Within the idol segment, the publication emphasizes upward movement for Vince, stating that it rose 13 places compared with the first period due to stronger performance across popularity, commercial collaborations, and business capability. As concrete examples, it claims a Weibo follower increase of more than 150,000 and new brand collaborations with Dior, Li-Ning, Calvin Klein, and vivo, plus participation in a virtual label initiative linked to 88rising and its PLAYGROUND project, alongside the release of a self-titled single.
For the Virtual Employee Top 20, the publication describes service-type virtual humans as functional avatars used to execute standardized tasks, and it names common deployment areas such as virtual news presenters, TV hosts, financial virtual intelligent advisors, virtual livestream hosts, and virtual actors. It says it evaluates this segment using factors that include the influence of the developing organization, business capability, technology application, and the popularity of the deployment scenario. The top ten virtual employees named are:
Dongdong associated with Alibaba Group;
Guan Xiaofang associated with Kuaishou;
Virtual Hezhui (虚拟鹤追) associated with Virtual Film Industry (虚拟影业);
Bingtang IO associated with Bilibili;
Aijia associated with iFLYTEK;
Xiaoyang and YAOYAO associated with Mango Excellent Media;
Xiaoc (小C) associated with Baidu and CCTV (央视网);
Xiaozheng (小诤) associated with Xinhua News Agency and Tencent; and
Gu Xiaoyu (谷小雨) associated with Zhejiang Satellite TV.

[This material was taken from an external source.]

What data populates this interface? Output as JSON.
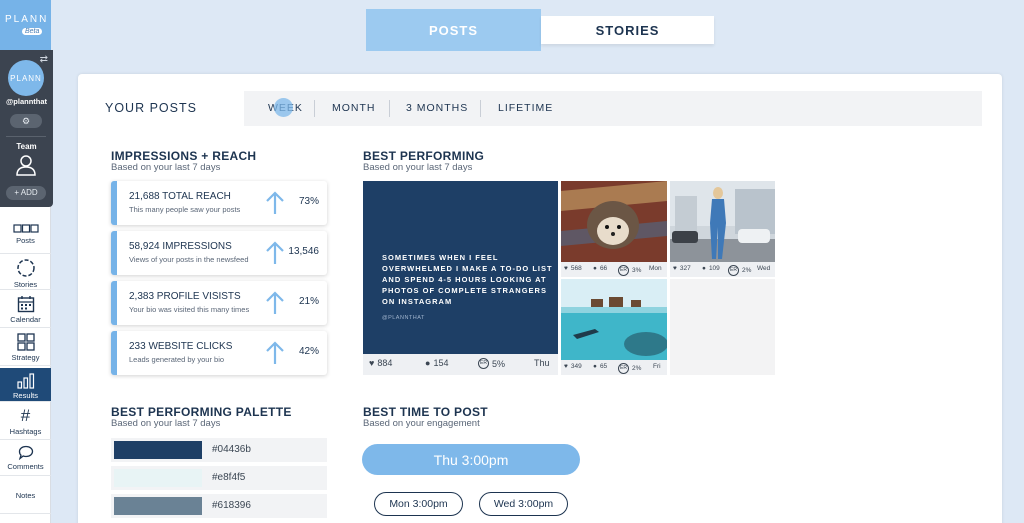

It flags new entrants to the virtual employee list as Virtual Hezhui, Yue Xiaoman (悦小满) described as a TV-station intern associated with Guangdong Network Radio and Television (广东网络广播电视台), Du Xiaoxiao (度晓晓) described as a companion-oriented virtual assistant, and Gu Xiaoyu described as a cultural promotion virtual figure.

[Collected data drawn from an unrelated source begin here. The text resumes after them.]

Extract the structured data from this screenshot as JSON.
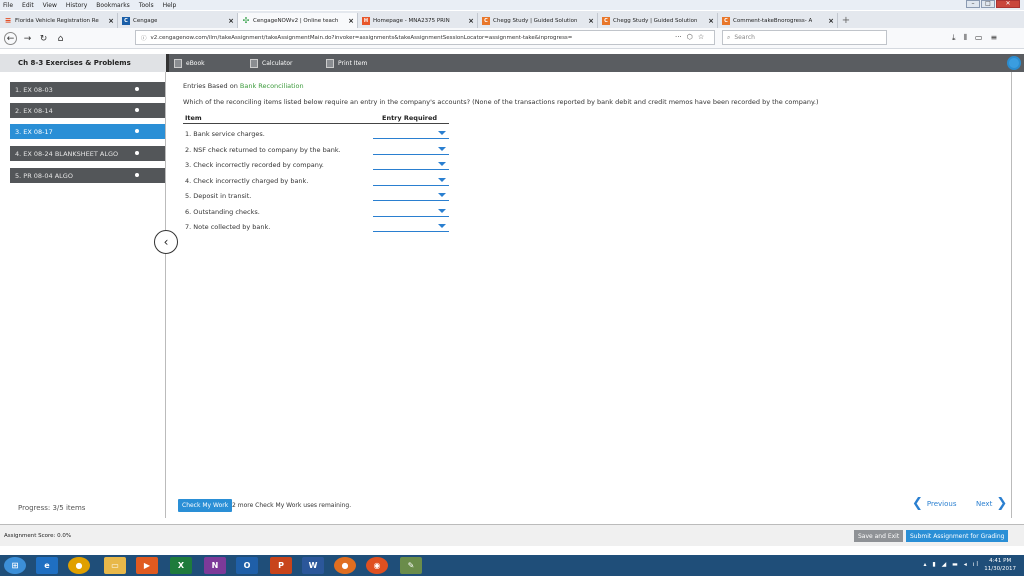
{
  "menu": [
    "File",
    "Edit",
    "View",
    "History",
    "Bookmarks",
    "Tools",
    "Help"
  ],
  "tabs": [
    {
      "label": "Florida Vehicle Registration Re",
      "color": "#e34f26",
      "glyph": "≡"
    },
    {
      "label": "Cengage",
      "color": "#1b5fa8",
      "glyph": "C"
    },
    {
      "label": "CengageNOWv2 | Online teach",
      "color": "#2f9e44",
      "glyph": "✣"
    },
    {
      "label": "Homepage - MNA2375 PRIN",
      "color": "#e8562a",
      "glyph": "H"
    },
    {
      "label": "Chegg Study | Guided Solution",
      "color": "#e8762a",
      "glyph": "C"
    },
    {
      "label": "Chegg Study | Guided Solution",
      "color": "#e8762a",
      "glyph": "C"
    },
    {
      "label": "Comment-takeBnorogress- A",
      "color": "#e8762a",
      "glyph": "C"
    }
  ],
  "nav": {
    "url": "v2.cengagenow.com/ilrn/takeAssignment/takeAssignmentMain.do?invoker=assignments&takeAssignmentSessionLocator=assignment-take&inprogress=",
    "search_placeholder": "Search",
    "more": "···"
  },
  "header": {
    "chapter_title": "Ch 8-3 Exercises & Problems",
    "ebook": "eBook",
    "calculator": "Calculator",
    "print": "Print Item"
  },
  "sidebar": {
    "items": [
      {
        "label": "1. EX 08-03",
        "active": false
      },
      {
        "label": "2. EX 08-14",
        "active": false
      },
      {
        "label": "3. EX 08-17",
        "active": true
      },
      {
        "label": "4. EX 08-24 BLANKSHEET ALGO",
        "active": false
      },
      {
        "label": "5. PR 08-04 ALGO",
        "active": false
      }
    ],
    "progress": "Progress: 3/5 items"
  },
  "main": {
    "title_prefix": "Entries Based on ",
    "title_link": "Bank Reconciliation",
    "question": "Which of the reconciling items listed below require an entry in the company's accounts? (None of the transactions reported by bank debit and credit memos have been recorded by the company.)",
    "col_item": "Item",
    "col_entry": "Entry Required",
    "rows": [
      "1. Bank service charges.",
      "2. NSF check returned to company by the bank.",
      "3. Check incorrectly recorded by company.",
      "4. Check incorrectly charged by bank.",
      "5. Deposit in transit.",
      "6. Outstanding checks.",
      "7. Note collected by bank."
    ],
    "check_btn": "Check My Work",
    "check_note": "2 more Check My Work uses remaining.",
    "previous": "Previous",
    "next": "Next"
  },
  "footer": {
    "score": "Assignment Score: 0.0%",
    "save": "Save and Exit",
    "submit": "Submit Assignment for Grading"
  },
  "taskbar": {
    "time": "4:41 PM",
    "date": "11/30/2017"
  }
}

A final emphasis in the publication is the change in positioning of Dongdong (冬冬), which it says rose six places versus the previous period to become the top-ranked virtual employee. It describes a transition from a Winter Olympics promotional role to commerce-oriented livestreaming within Taobao Live, with capabilities framed as real-time audience interaction, improvised talk, and demonstration-style performance of ice-and-snow sports skills. The text also contains an inserted promotional notice about a livestream reservation related to Meisenke and smart-vehicle body chips, which reads like an embedded advertisement placed alongside the ranking publication’s main descriptive content.

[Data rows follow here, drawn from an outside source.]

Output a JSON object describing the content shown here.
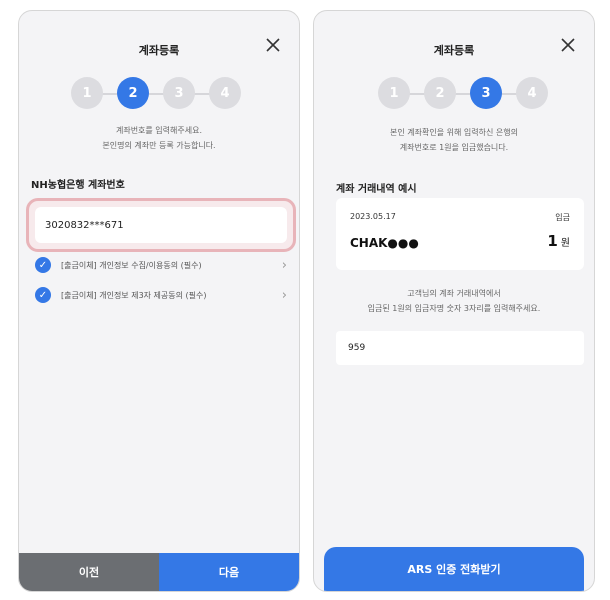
{
  "left": {
    "title": "계좌등록",
    "steps": [
      "1",
      "2",
      "3",
      "4"
    ],
    "active_step": 2,
    "guide_line1": "계좌번호를 입력해주세요.",
    "guide_line2": "본인명의 계좌만 등록 가능합니다.",
    "account_label": "NH농협은행 계좌번호",
    "account_value": "3020832***671",
    "agreements": [
      "[출금이체] 개인정보 수집/이용동의 (필수)",
      "[출금이체] 개인정보 제3자 제공동의 (필수)"
    ],
    "prev_button": "이전",
    "next_button": "다음"
  },
  "right": {
    "title": "계좌등록",
    "steps": [
      "1",
      "2",
      "3",
      "4"
    ],
    "active_step": 3,
    "guide_line1": "본인 계좌확인을 위해 입력하신 은행의",
    "guide_line2": "계좌번호로 1원을 입금했습니다.",
    "history_label": "계좌 거래내역 예시",
    "history": {
      "date": "2023.05.17",
      "type": "입금",
      "name": "CHAK●●●",
      "amount": "1",
      "unit": "원"
    },
    "instruction_line1": "고객님의 계좌 거래내역에서",
    "instruction_line2": "입금된 1원의 입금자명 숫자 3자리를 입력해주세요.",
    "code_value": "959",
    "ars_button": "ARS 인증 전화받기"
  },
  "colors": {
    "accent": "#3478e6",
    "step_inactive": "#dcdce0",
    "prev_button": "#6b6e72",
    "highlight_border": "#e8b4b9"
  },
  "icons": {
    "close": "close-icon",
    "check": "check-icon",
    "chevron": "chevron-right-icon"
  }
}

Phase-1 differs in that it extends beyond rankings into an explicit ecosystem and supply-chain map of the virtual digital human field. In addition to the Top 30 and Top 20, phase-1 introduces a layered industry-chain framing that distinguishes foundational enabling layers (hardware and core software capabilities), platform layers that assemble tools and workflows for production, application layers where deployment happens across industries, and comprehensive vendors that can span multiple layers through scale, infrastructure, and distribution. It then complements that framing with representative-company profiles presented as structured tables, using consistent fields such as founding time, city, main business focus, and representative products or projects, which collectively turns phase-1 into a combined “who is ranked” plus “who enables the ranked outcomes” reference. The net effect is that phase-1 reads as a baseline edition that establishes the conceptual model and provides a compact map of the vendor landscape behind virtual digital humans.